Methods: From September 1997 to March 2000, 249 patients with no evidence of cervical cancer after treatment were investigated with (18)F-FDG PET. (18)F-FDG PET scanning, beginning 50 min after injection of 370-555 MBq (18)F-FDG, was performed. (18)F-FDG uptake other than physiologic uptake was evaluated with the standardized uptake value and was analyzed by 2 observers who were unaware of CT or MRI data. CT or MRI and needle biopsies were performed to evaluate the positive lesions on (18)F-FDG PET, and all patients were monitored closely for 6 mo for recurrence.

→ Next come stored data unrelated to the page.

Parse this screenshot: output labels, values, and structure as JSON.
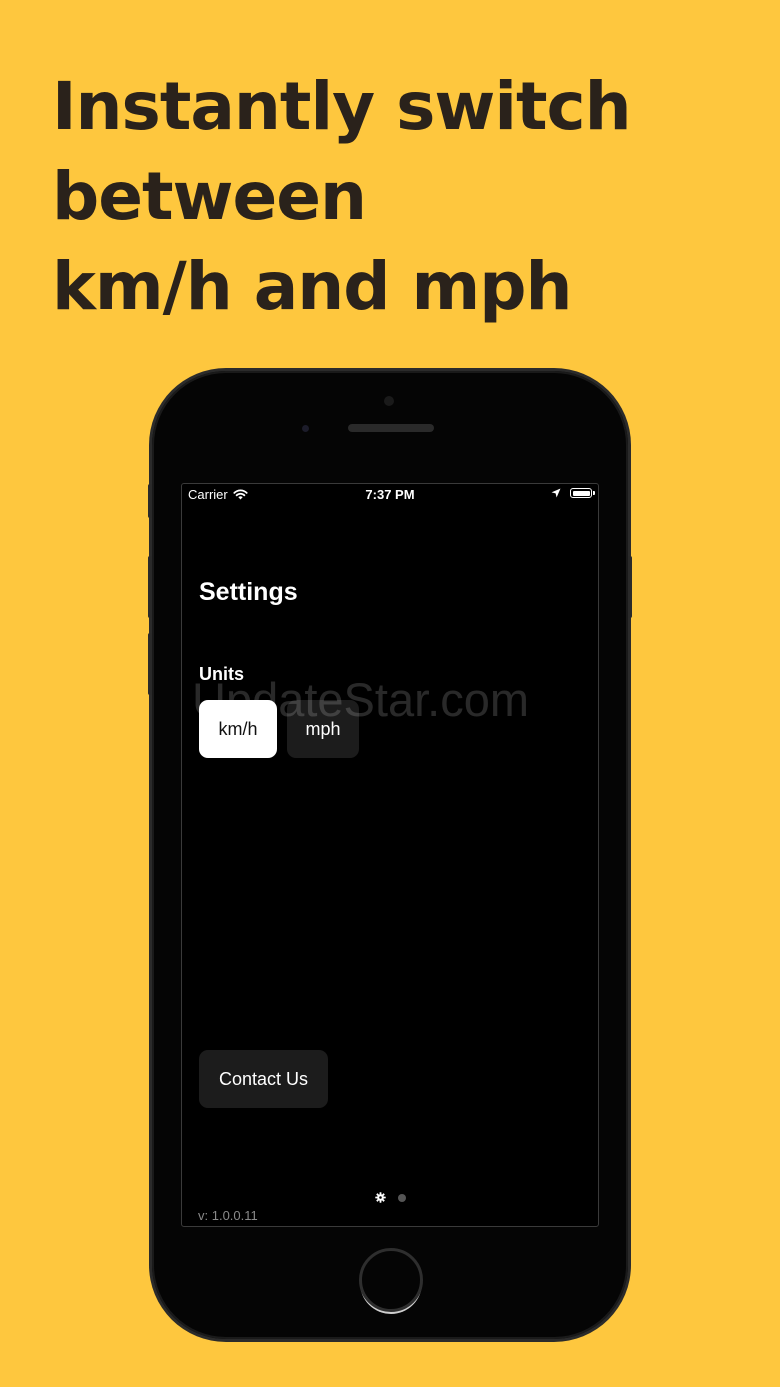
{
  "headline": {
    "lines": [
      "Instantly switch",
      "between",
      "km/h and mph"
    ]
  },
  "status_bar": {
    "carrier": "Carrier",
    "time": "7:37 PM"
  },
  "screen": {
    "title": "Settings",
    "units_label": "Units",
    "watermark": "UpdateStar.com",
    "units": [
      {
        "label": "km/h",
        "selected": true
      },
      {
        "label": "mph",
        "selected": false
      }
    ],
    "contact_label": "Contact Us",
    "version": "v: 1.0.0.11",
    "page_indicator": {
      "pages": 2,
      "current": 1
    }
  },
  "colors": {
    "background": "#FEC73E",
    "headline": "#2A221B",
    "selected_button": "#FFFFFF",
    "unselected_button": "#1C1C1C"
  },
  "icons": [
    "wifi-icon",
    "location-arrow-icon",
    "battery-icon",
    "gear-icon"
  ]
}
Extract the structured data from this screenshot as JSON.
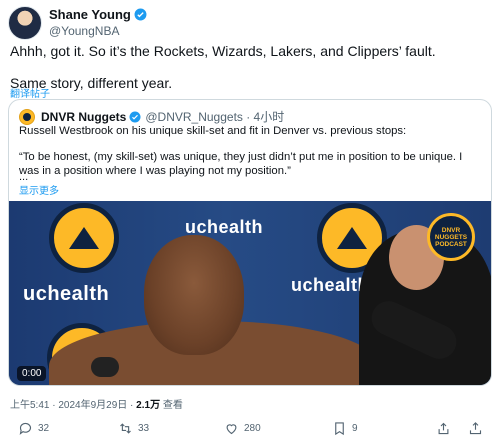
{
  "author": {
    "name": "Shane Young",
    "handle": "@YoungNBA"
  },
  "tweet": {
    "line1": "Ahhh, got it. So it’s the Rockets, Wizards, Lakers, and Clippers’ fault.",
    "line2": "Same story, different year.",
    "translate_label": "翻译帖子"
  },
  "quoted": {
    "name": "DNVR Nuggets",
    "handle_time": "@DNVR_Nuggets · 4小时",
    "line1": "Russell Westbrook on his unique skill-set and fit in Denver vs. previous stops:",
    "line2": "“To be honest, (my skill-set) was unique, they just didn’t put me in position to be unique. I was in a position where I was playing not my position.”",
    "ellipsis": "...",
    "show_more": "显示更多",
    "video": {
      "timer": "0:00",
      "sponsor_text": "uchealth",
      "badge_text": "DNVR NUGGETS PODCAST"
    }
  },
  "meta": {
    "time_date": "上午5:41 · 2024年9月29日 · ",
    "views_count": "2.1万",
    "views_label": " 查看"
  },
  "actions": {
    "replies": "32",
    "reposts": "33",
    "likes": "280",
    "bookmarks": "9"
  },
  "colors": {
    "accent": "#1d9bf0",
    "nuggets_gold": "#fdb927",
    "nuggets_navy": "#0e2240"
  }
}
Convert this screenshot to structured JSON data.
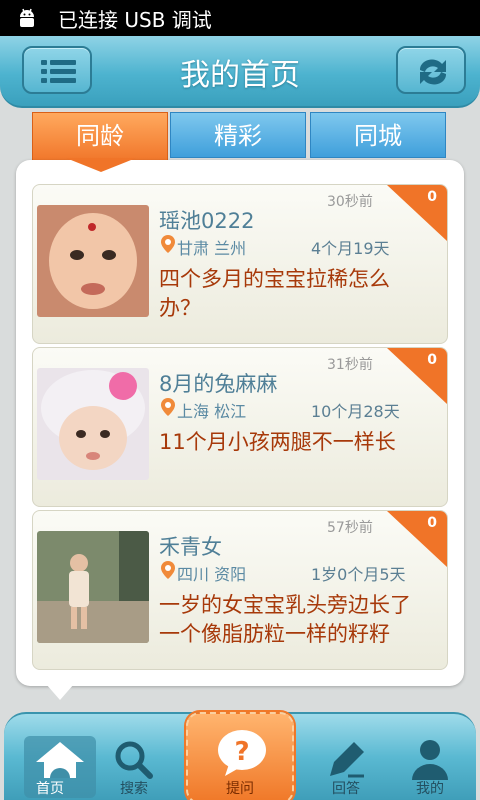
{
  "status_bar": {
    "text": "已连接 USB 调试"
  },
  "header": {
    "title": "我的首页"
  },
  "tabs": [
    {
      "label": "同龄",
      "active": true
    },
    {
      "label": "精彩",
      "active": false
    },
    {
      "label": "同城",
      "active": false
    }
  ],
  "posts": [
    {
      "name": "瑶池0222",
      "time": "30秒前",
      "count": "0",
      "location": "甘肃 兰州",
      "age": "4个月19天",
      "question": "四个多月的宝宝拉稀怎么办？"
    },
    {
      "name": "8月的兔麻麻",
      "time": "31秒前",
      "count": "0",
      "location": "上海 松江",
      "age": "10个月28天",
      "question": "11个月小孩两腿不一样长"
    },
    {
      "name": "禾青女",
      "time": "57秒前",
      "count": "0",
      "location": "四川 资阳",
      "age": "1岁0个月5天",
      "question": "一岁的女宝宝乳头旁边长了一个像脂肪粒一样的籽籽"
    }
  ],
  "bottom_nav": {
    "home": "首页",
    "search": "搜索",
    "ask": "提问",
    "answer": "回答",
    "mine": "我的"
  },
  "colors": {
    "accent_orange": "#f07428",
    "header_blue": "#4db3cf",
    "question_text": "#a7390a",
    "name_text": "#4f7f97"
  },
  "icons": [
    "android-icon",
    "menu-icon",
    "refresh-icon",
    "location-pin-icon",
    "home-icon",
    "search-icon",
    "question-icon",
    "pen-icon",
    "user-icon"
  ]
}
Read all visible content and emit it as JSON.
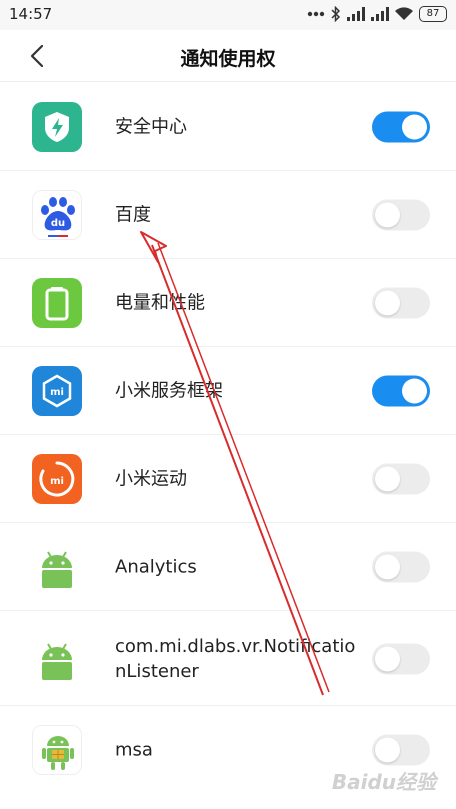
{
  "status_bar": {
    "time": "14:57",
    "battery": "87",
    "icons": [
      "dots-icon",
      "bluetooth-icon",
      "signal-icon",
      "signal-icon",
      "wifi-icon",
      "battery-icon"
    ]
  },
  "header": {
    "title": "通知使用权",
    "back_icon": "chevron-left-icon"
  },
  "apps": [
    {
      "name": "安全中心",
      "icon": "security-center-icon",
      "enabled": true
    },
    {
      "name": "百度",
      "icon": "baidu-icon",
      "enabled": false
    },
    {
      "name": "电量和性能",
      "icon": "battery-performance-icon",
      "enabled": false
    },
    {
      "name": "小米服务框架",
      "icon": "mi-service-framework-icon",
      "enabled": true
    },
    {
      "name": "小米运动",
      "icon": "mi-fit-icon",
      "enabled": false
    },
    {
      "name": "Analytics",
      "icon": "android-icon",
      "enabled": false
    },
    {
      "name": "com.mi.dlabs.vr.NotificationListener",
      "icon": "android-icon",
      "enabled": false
    },
    {
      "name": "msa",
      "icon": "msa-android-icon",
      "enabled": false
    }
  ],
  "colors": {
    "toggle_on": "#1a8ef0",
    "toggle_off": "#ececec",
    "annotation_arrow": "#d92b2b"
  },
  "watermark": "Baidu经验"
}
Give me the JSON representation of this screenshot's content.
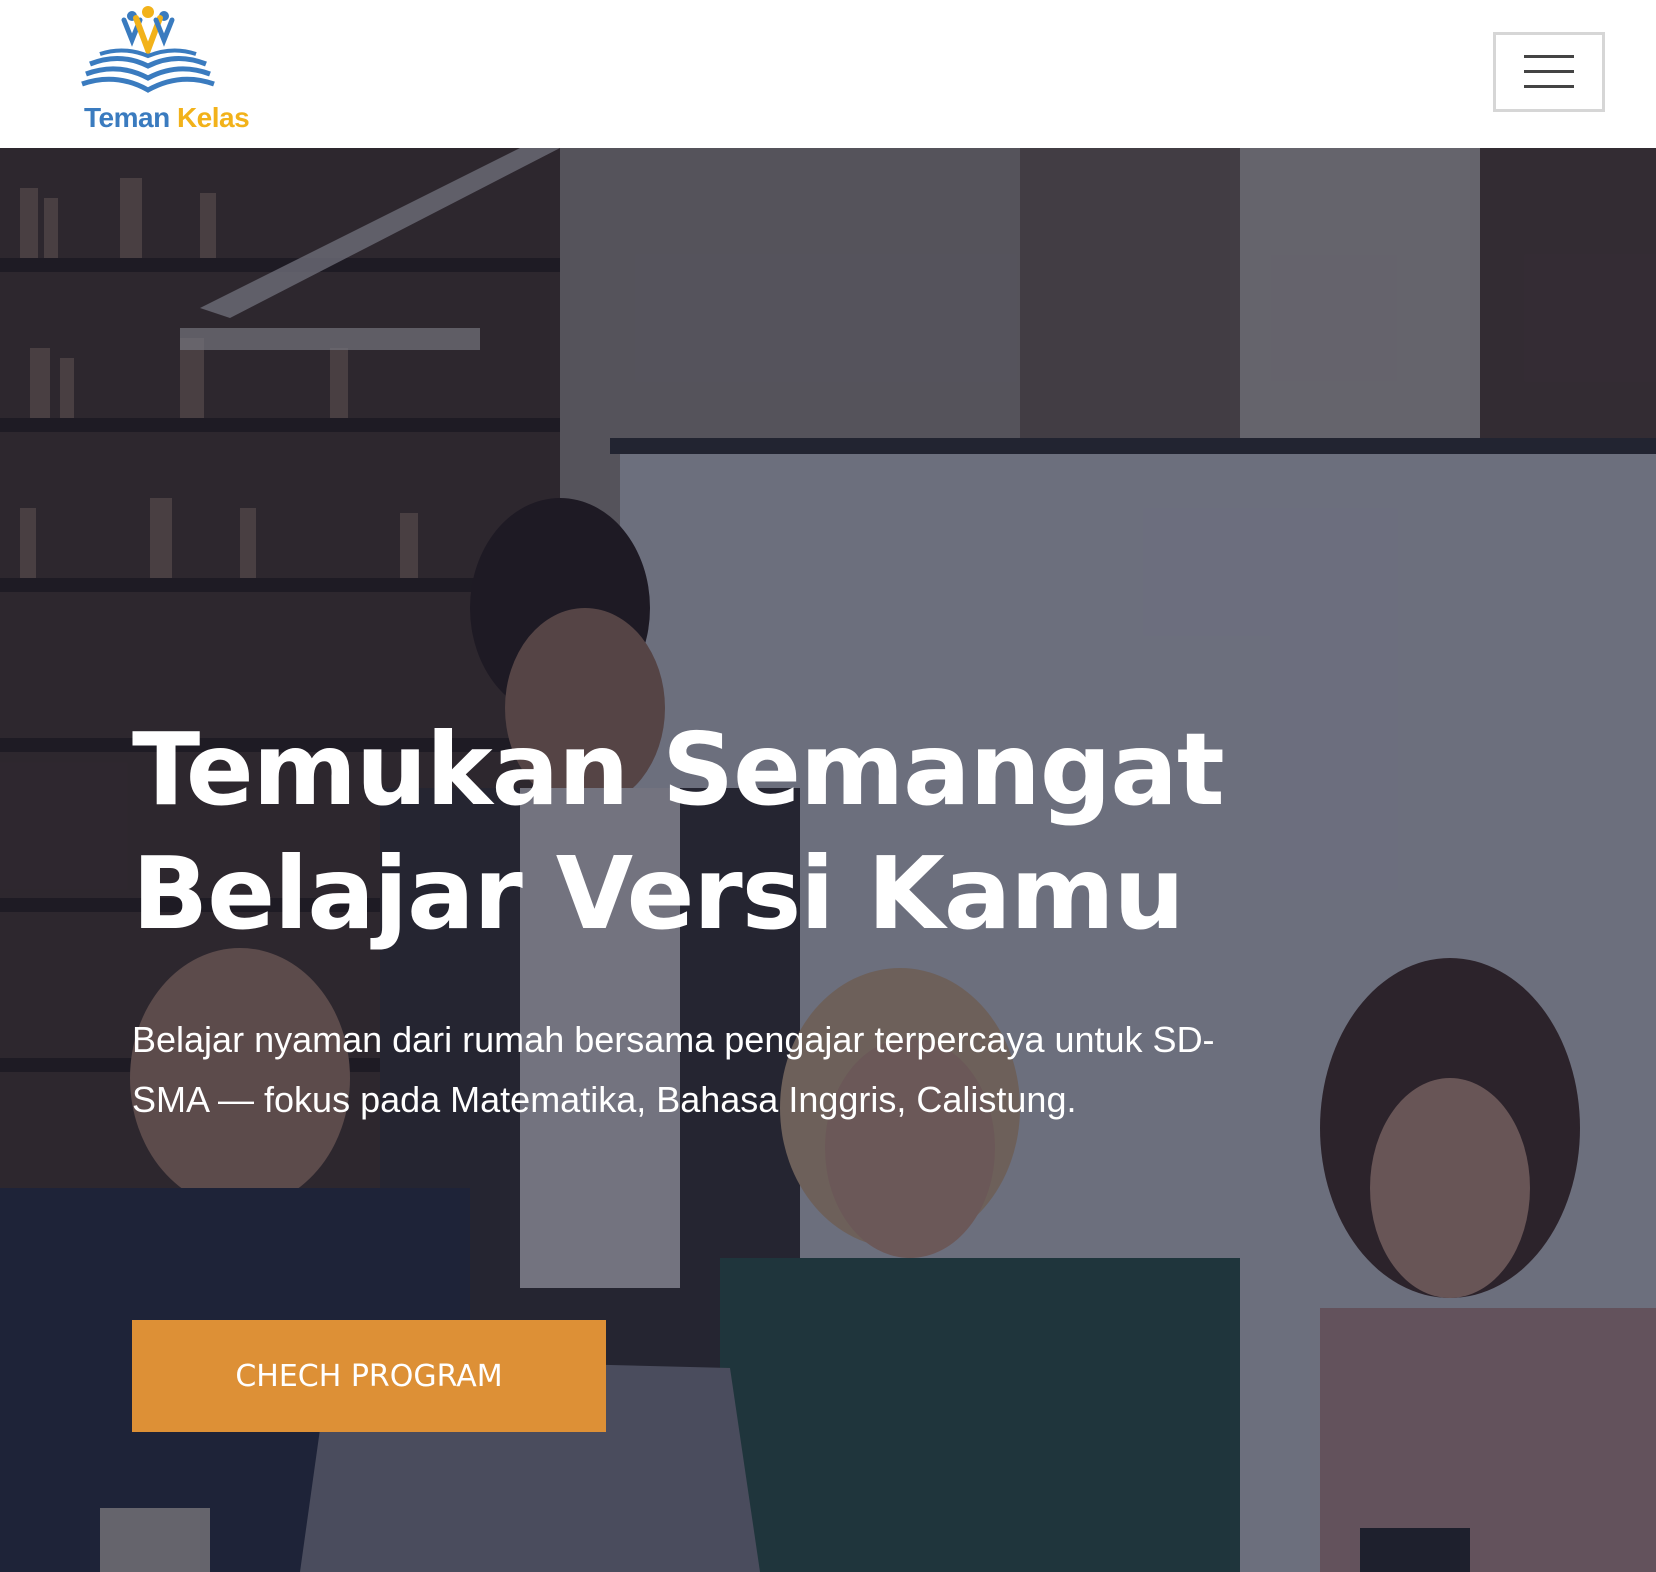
{
  "brand": {
    "name_part1": "Teman",
    "name_part2": "Kelas",
    "colors": {
      "blue": "#3a7bbf",
      "yellow": "#f2b21a"
    }
  },
  "navbar": {
    "menu_icon": "hamburger-menu-icon"
  },
  "hero": {
    "title": "Temukan Semangat Belajar Versi Kamu",
    "subtitle": "Belajar nyaman dari rumah bersama pengajar terpercaya untuk SD-SMA — fokus pada Matematika, Bahasa Inggris, Calistung.",
    "cta_label": "CHECH PROGRAM",
    "cta_color": "#dd9036",
    "background": "photo of students studying together at a laptop in a library"
  }
}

Results: Of the 249 patients, 80 patients (32.1%) showed positive lesions with (18)F-FDG PET, and 28 patients (11.2%) were clinically or histologically confirmed as having recurrences. Eighty-two percent of recurrence was detected within 6-18 mo after diagnosis, and 89% of recurrence occurred in Fédération Internationale de Gynécologie et d'Obstétrique (FIGO) stage IIb and stage III patients. The sensitivity and specificity of (18)F-FDG PET for detection of early recurrence were 90.3% and 76.1%, respectively. The sensitivity of (18)F-FDG PET was high in mediastinal, hilar, and scalene lymph nodes, spine, and liver; however, the sensitivity was relatively low in lung, retrovesical lymph nodes, and paraaortic lymph nodes. Three false-negative cases were detected in lung, retrovesical lymph nodes, and paraaortic lymph nodes.

Conclusion: (18)F-FDG PET was effective in detecting early recurrences in cervical cancer patients with no evidence of disease. (18)F-FDG PET may be a useful follow-up method for cervical cancer, thereby providing the patients with early opportunities for sophisticated treatments.